Paul and Victoria are the people people who think they know us
think we are. To me, they say, “Paul, why don’t you and Victoria
join us?” For drinks. For dinner. For long enough for a crowd
to gather and you to fade from mind and memory as your names do
when we frown to recall them. We rarely and really remember you
only when a use for you occurs, as we think of duct tape, wallpaper,
or a podium to set the stage for a speech for more important guests.
We two know Paul and Victoria are not us, yet they stand for us,
as ciphers saving space for figures of value, as empty cannisters
labeled flour, coffee, sugar, or tea, as otherwise vain actors claim
character from lines inscribed for them to speak.
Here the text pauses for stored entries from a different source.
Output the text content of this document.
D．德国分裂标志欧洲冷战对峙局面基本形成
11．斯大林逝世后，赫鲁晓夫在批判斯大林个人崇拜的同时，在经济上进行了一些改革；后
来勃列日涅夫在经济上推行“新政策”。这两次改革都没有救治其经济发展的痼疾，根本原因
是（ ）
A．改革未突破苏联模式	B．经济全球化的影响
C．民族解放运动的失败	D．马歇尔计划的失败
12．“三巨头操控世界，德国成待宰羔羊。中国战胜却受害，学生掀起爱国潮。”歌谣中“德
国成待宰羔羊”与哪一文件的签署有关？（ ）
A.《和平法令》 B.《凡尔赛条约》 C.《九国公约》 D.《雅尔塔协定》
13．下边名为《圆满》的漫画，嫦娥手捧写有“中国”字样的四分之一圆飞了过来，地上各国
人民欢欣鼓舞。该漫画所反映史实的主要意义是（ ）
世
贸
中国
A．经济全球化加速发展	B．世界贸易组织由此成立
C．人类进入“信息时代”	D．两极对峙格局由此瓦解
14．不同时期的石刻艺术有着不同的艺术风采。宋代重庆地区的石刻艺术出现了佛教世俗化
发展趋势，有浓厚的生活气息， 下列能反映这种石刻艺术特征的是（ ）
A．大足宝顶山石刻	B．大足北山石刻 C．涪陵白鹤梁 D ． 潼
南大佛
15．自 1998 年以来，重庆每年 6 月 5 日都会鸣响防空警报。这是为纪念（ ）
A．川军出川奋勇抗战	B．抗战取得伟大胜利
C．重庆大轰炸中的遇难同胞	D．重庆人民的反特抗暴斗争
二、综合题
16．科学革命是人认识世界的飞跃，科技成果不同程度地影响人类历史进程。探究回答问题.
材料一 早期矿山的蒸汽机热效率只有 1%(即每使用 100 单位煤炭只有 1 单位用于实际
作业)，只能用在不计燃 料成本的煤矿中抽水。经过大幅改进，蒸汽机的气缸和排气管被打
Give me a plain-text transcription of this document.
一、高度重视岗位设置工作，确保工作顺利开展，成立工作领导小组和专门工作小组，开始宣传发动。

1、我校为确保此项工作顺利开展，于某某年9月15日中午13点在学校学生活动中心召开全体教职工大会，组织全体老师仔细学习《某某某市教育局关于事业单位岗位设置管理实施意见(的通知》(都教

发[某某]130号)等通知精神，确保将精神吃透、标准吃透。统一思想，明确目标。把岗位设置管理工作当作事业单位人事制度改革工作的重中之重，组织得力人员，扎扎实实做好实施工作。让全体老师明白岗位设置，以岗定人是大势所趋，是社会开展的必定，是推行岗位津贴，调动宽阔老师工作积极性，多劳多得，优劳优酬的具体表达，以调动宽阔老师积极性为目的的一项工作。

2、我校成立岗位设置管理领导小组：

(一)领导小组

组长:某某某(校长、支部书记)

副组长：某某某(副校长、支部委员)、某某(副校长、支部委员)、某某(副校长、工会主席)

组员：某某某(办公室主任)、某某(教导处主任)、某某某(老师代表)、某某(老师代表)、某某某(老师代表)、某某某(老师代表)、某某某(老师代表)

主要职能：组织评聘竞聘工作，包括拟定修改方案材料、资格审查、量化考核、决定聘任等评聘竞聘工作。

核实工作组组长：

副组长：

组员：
Paul and Victoria
are padded hangers for suits tailored to a P or V, easy to alphabetize,
hard to recognize. They are our quaint quasi-egos, alien only
to us, the two who stand between us and everyone else with a life
of their own. Paul and Victoria attend parties, dinners, weddings
and funerals to assist in other joys and grief. They greet mourners
at the wake, donate hours to good causes and sudden catastrophes,
pin hundred-dollar bills to the bride’s gown. They calm the rowdy
drunken uncle before he makes a scene at the reception or the grave.
All are grateful, and forget to say so, yet our deepest kindness is
never acknowledged, for none think to thank us for accepting that those who
see us as they wish to see us, see us as who we are not.